En pórticos de iglesias, o en sus proximidades se colocaban templetes como el de Villegas o el de Poza de la Sal, en la Bureba, donde un sacerdote realizaba sus conjuras para impedir o alejar las inclemencias meteorológicas que dañaran las cosechas, principalmente las tormentas de granizo que arruinaban la economía familiar, ya que antiguamente, el campesino sólo podía encomendarse a Dios o a los santos, como Santa Bárbara.
Del siglo XVI al XIX, el que conjuraba las tormentas era sacerdote, acompañado por el campanero, realizando los conjuros con su estola, agua bendita, velas, oraciones, cruces u otros objetos religiosos, mientras el campanero tañía las campanas con fuerza y desordenadamente. Aunque no siempre era éste el que los realizaba, sino algún vecino o vecina que no consideraba efectivo al sacerdote. Su interior conserva el libro de conjuros de Ximénez, del siglo XVIII, y diferentes objetos para poder realizarlos.
En una pequeña elevación, en el centro del pueblo, está la iglesia de Santa Eugenia declarara Bien de Interés Cultural en 1991, con categoría de monumento. La intervención realizada por la Junta de Castilla y León, hace poco tiempo, para recuperar la estanqueidad de todas las cubiertas y la configuración de sus aleros y cornisas, nos permite contemplar en todo su esplendor esta iglesia de estilo románico tardío, pero rehecha en tiempos del gótico con forma de fortaleza defensiva con almenas, matacán y una poderosa torre de traza renacentista.
Tiene dos portadas, la orientada al sur románica; y la orientada al oeste, con arquivoltas ojivales, cobijada por una gran hornacina, y una robusta torre a los pies del templo, rematando la fachada occidental, en la que se halla esa portada de formas góticas.
Su carácter defensivo se muestra por el perfil almenado, que aparece en el ábside poligonal, y un matacán, en su fachada meridional, sobre un ventanal gótico y la portada románica. La torre estuvo antiguamente flanqueada por dos torretas almenadas.
En esta fachada orientada al sur sobresale del ábside una pequeña espadaña y ventanas ojivales en cada cuerpo de la nave lateral. En la fachada septentrional uno de los cuatro ventanales, el del segundo cuerpo, está cegado.

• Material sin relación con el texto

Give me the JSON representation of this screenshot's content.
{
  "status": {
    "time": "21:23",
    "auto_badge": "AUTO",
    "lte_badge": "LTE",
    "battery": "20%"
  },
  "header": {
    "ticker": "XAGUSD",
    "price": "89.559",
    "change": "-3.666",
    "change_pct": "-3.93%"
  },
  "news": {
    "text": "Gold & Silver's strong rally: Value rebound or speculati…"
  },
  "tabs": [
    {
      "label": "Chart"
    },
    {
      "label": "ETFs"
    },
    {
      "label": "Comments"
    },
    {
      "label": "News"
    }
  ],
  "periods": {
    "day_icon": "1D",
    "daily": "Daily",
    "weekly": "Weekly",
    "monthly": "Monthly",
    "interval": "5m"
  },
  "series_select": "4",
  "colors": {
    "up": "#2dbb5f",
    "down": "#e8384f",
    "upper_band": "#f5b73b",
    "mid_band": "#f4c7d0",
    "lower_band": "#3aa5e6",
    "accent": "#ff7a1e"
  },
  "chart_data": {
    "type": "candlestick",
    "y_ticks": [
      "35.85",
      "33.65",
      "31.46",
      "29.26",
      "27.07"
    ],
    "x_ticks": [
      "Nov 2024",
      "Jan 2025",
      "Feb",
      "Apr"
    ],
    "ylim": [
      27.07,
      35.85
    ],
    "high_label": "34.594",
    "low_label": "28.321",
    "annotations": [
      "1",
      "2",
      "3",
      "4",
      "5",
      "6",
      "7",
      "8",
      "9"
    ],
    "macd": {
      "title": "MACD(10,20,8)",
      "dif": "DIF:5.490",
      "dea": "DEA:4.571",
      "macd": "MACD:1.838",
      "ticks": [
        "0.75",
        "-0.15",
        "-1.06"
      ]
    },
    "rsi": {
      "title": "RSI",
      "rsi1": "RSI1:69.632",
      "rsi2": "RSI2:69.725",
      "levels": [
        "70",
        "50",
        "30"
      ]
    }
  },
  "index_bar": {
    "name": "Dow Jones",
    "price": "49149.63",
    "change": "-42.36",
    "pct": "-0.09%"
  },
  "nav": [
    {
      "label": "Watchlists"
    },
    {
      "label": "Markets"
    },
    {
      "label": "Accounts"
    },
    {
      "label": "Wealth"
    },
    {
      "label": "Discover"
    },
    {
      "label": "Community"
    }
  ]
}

Es un templo gótico de tres naves, la central más alta y ancha que las laterales, con ábside poligonal en la capilla mayor flanqueada por dos sacristías, y todos los cuerpos cubiertos con bóvedas de crucería, con sólidos pilares que sostienen los arcos apuntados que separan la nave central de las laterales. El coro isabelino del siglo XVI, dentro del espacio interior de la torre, está ornamentado con bolas y tracerías curvilíneas, con barandilla imitando los dibujos de las bóvedas, accediéndose por una escalinata lateral bajo la que está la pila bautismal románica. El púlpito de piedra es de finales del siglo XV o principios del XVI.
Los ventanales son de traza gótica, con arco apuntado, vanos amplios y sencilla tracería.

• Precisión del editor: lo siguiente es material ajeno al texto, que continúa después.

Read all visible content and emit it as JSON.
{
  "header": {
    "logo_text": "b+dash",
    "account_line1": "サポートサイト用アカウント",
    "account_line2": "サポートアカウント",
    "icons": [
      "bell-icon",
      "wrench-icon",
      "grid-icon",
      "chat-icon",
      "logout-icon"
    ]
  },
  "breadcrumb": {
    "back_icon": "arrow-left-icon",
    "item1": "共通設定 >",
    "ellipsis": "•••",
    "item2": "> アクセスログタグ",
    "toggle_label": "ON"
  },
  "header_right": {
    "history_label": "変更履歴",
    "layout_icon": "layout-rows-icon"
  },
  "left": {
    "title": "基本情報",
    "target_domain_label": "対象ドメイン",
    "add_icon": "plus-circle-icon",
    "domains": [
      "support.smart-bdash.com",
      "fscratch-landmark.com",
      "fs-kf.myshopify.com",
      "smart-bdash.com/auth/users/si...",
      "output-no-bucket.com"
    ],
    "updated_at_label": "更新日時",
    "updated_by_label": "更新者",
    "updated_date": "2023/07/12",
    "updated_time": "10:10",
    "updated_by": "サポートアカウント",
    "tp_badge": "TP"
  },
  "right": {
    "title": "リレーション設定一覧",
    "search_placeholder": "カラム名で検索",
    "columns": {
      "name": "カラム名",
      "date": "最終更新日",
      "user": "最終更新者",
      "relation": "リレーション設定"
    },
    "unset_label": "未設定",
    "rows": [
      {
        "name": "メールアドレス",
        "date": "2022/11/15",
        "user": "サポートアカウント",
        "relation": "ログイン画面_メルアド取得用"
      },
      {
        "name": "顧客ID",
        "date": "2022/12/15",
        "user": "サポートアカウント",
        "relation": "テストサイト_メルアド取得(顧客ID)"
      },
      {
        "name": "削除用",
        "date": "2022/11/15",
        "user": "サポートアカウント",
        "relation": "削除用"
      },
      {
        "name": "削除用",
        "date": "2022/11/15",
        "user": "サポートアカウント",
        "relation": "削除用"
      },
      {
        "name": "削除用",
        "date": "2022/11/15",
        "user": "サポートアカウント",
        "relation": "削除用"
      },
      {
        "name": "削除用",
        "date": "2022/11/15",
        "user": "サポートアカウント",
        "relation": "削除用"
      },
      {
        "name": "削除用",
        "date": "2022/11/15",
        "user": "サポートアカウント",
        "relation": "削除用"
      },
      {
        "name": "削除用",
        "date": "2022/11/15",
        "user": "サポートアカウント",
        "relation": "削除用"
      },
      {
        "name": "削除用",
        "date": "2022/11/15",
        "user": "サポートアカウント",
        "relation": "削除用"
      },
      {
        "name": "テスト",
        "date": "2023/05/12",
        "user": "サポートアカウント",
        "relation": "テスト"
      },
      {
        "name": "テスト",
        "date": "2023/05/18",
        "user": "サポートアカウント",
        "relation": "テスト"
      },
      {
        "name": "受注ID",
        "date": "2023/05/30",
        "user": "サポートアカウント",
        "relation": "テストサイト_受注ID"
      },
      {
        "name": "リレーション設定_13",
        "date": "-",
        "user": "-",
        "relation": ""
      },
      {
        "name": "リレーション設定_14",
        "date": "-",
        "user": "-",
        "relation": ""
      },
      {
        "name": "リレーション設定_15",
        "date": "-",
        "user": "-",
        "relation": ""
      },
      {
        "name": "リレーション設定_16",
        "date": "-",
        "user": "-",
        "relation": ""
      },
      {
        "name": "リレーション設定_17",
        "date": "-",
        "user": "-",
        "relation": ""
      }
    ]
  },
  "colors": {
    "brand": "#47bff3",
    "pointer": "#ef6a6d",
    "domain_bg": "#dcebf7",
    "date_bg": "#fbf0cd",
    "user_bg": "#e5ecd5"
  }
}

El Cristo de los Angelitos es una pequeña talla del siglo XIV, de la escuela castellana, con un Cristo crucificado con cuatro clavos y pies paralelos, ayudado en el descendimiento por José de Arimatea y otras figuras más pequeñas de san Juan, la Virgen María y Dios Padre Majestad.

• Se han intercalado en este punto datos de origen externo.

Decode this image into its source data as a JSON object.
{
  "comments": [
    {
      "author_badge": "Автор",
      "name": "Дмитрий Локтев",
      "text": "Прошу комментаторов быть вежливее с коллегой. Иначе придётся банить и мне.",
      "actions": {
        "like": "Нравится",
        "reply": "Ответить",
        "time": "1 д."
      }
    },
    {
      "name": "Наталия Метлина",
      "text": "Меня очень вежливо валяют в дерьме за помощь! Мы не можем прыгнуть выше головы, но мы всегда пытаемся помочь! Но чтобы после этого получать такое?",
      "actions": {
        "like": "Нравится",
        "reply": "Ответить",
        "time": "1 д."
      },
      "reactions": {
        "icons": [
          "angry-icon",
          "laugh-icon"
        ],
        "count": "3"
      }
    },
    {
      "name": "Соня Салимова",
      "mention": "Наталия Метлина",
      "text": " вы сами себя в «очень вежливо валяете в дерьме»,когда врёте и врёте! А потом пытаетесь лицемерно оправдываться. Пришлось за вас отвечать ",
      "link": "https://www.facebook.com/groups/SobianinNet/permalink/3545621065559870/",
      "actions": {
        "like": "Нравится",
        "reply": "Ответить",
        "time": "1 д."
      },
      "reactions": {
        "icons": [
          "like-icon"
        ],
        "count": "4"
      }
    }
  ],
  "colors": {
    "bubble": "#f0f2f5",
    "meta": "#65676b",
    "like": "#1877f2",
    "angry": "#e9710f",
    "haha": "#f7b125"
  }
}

Los maestros canteros y retablistas que trabajaron aquí, junto con los antepasados foramontanos trajeron sus apellidos, sus costumbres y amor a la tierra, se refleja en sus descendientes en la actualidad por su amor al patrimonio heredado. Prueba de ello es la recuperación y restauración de los sencillos y peculiares palomares, integrados en el caserío para la cría de pichones, con unas manifestaciones artísticas que revitalizan su existencia.